Khaled Esseissah

Credentials: UW-Madison

Position title: Assistant Professor, History


Phone: (608) 262-4466

4110 Mosse Humanities

I am a historian of Islam, colonialism, slavery, race, and gender, with a focus on nineteenth- and twentieth-century West Africa. I am currently working on my book manuscript, Making Ethical Muslim Citizens: Slave Emancipation, Equality, and Respectability in Colonial Mauritania, 1902-1960. This book considers the important religious and civic contributions of Harāṭīnpeoples of Mauritania under French colonial rule, a group that has historically been assumed to be oppressed and structurally limited in their abilities to alter their circumstances. It analyzes the Harāṭīn peoples as intentional historical actors who asserted their rights as full Muslim citizens in colonial Mauritania. As a research scholar who is also a member of this community, I reconstruct the biographies of Harāṭīn men and women who went from being oppressed by the local Muslim elites to playing a decisive role in the making of the French colony in Mauritania. They became Muslim authorities, demanding social and religious equality with the Bīẓān or Moors (a mix of Arab and Berber communities who define themselves as “white”) during the colonial period (1902 through 1960).
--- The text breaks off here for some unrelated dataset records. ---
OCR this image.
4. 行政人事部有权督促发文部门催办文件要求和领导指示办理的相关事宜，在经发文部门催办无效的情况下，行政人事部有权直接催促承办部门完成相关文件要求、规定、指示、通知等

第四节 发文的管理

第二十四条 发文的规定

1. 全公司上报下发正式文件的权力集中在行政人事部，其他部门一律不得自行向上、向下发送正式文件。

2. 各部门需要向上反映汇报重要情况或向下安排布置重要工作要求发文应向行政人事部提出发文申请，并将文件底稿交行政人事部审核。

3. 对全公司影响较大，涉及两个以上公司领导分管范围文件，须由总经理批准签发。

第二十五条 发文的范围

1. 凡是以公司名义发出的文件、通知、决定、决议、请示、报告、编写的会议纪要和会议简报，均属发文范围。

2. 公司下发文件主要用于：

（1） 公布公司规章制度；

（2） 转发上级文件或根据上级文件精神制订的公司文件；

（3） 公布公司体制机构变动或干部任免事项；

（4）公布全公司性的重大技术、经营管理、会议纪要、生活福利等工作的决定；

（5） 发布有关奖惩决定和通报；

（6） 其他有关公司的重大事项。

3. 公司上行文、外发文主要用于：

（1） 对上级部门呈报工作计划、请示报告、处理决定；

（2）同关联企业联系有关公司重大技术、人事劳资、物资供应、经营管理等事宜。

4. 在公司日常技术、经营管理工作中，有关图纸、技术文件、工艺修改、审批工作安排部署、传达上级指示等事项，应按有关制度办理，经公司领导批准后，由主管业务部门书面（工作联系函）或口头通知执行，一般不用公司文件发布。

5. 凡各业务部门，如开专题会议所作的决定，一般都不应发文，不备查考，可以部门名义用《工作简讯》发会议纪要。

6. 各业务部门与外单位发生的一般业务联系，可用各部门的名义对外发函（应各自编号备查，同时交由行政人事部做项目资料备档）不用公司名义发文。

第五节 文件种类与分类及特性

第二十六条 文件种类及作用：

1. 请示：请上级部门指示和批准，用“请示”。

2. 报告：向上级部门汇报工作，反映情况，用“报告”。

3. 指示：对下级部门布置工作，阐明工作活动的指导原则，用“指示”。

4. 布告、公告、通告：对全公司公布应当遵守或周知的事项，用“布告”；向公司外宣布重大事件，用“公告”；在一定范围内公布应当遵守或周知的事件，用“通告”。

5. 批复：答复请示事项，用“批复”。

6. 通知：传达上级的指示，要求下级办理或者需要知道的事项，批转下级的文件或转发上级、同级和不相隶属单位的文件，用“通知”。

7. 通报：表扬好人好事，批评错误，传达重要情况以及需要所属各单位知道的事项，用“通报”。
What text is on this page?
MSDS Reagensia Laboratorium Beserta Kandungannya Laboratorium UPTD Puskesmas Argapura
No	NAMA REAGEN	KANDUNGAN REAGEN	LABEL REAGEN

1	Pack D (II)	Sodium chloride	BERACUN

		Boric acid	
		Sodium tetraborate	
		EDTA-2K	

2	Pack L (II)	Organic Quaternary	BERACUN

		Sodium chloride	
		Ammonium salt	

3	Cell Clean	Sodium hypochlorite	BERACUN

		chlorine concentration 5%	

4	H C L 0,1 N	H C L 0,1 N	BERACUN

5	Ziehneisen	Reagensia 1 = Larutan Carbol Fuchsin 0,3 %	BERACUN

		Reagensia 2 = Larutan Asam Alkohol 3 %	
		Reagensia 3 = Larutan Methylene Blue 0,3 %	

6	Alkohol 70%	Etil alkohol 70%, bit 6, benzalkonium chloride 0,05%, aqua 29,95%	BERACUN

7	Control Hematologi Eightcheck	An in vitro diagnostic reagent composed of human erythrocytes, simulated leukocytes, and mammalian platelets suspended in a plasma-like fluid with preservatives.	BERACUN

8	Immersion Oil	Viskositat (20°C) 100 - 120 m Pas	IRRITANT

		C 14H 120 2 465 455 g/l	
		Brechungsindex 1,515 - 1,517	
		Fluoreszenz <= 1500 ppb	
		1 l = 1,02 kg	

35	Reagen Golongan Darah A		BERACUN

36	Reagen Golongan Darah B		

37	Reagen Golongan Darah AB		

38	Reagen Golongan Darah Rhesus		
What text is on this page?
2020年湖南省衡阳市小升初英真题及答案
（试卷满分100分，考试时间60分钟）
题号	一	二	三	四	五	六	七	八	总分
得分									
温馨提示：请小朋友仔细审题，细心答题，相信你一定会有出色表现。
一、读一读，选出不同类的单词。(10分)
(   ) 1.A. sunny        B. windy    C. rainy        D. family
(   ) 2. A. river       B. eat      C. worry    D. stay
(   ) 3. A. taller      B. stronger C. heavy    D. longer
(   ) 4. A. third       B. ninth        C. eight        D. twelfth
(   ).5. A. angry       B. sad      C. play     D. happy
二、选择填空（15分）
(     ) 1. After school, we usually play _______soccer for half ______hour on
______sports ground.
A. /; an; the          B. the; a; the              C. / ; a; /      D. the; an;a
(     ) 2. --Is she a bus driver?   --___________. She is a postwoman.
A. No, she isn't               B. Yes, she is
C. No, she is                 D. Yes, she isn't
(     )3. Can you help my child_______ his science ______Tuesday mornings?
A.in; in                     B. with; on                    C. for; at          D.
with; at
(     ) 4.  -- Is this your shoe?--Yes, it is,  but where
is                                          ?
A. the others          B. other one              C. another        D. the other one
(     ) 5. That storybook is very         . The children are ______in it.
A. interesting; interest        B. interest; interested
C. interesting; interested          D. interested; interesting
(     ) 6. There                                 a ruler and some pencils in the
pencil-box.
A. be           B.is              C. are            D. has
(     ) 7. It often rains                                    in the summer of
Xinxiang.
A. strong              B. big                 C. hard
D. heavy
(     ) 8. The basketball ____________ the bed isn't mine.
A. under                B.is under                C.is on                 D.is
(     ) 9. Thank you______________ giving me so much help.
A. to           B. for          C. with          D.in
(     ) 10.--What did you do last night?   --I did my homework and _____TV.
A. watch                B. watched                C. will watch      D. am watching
In this book, I offer a new concept of “Ethical Muslim citizenship” to discuss how Harāṭīn men and women utilized the opportunities created by the colonial state to display Islamic values typically associated with Saharan intellectual elites and Islamic leadership, aiming to establish full Muslim citizenship for themselves and their wider community. They imagined themselves as part of the ummah (the Muslim global community) by participating in all acts of worship from which they had previously been excluded. They also emancipated enslaved persons, protected runaways, and provided them with jobs, shelters, and education. In so doing, Harāṭīn historical actors influenced the path toward freedom and ethical Muslim citizenship. Through a careful analysis of Arabic manuscripts, French colonial documents, interviews, and oral traditions, this study will greatly broaden our understanding of Islam, colonialism, citizenship, religious authority, and emancipation in all post-slavery societies.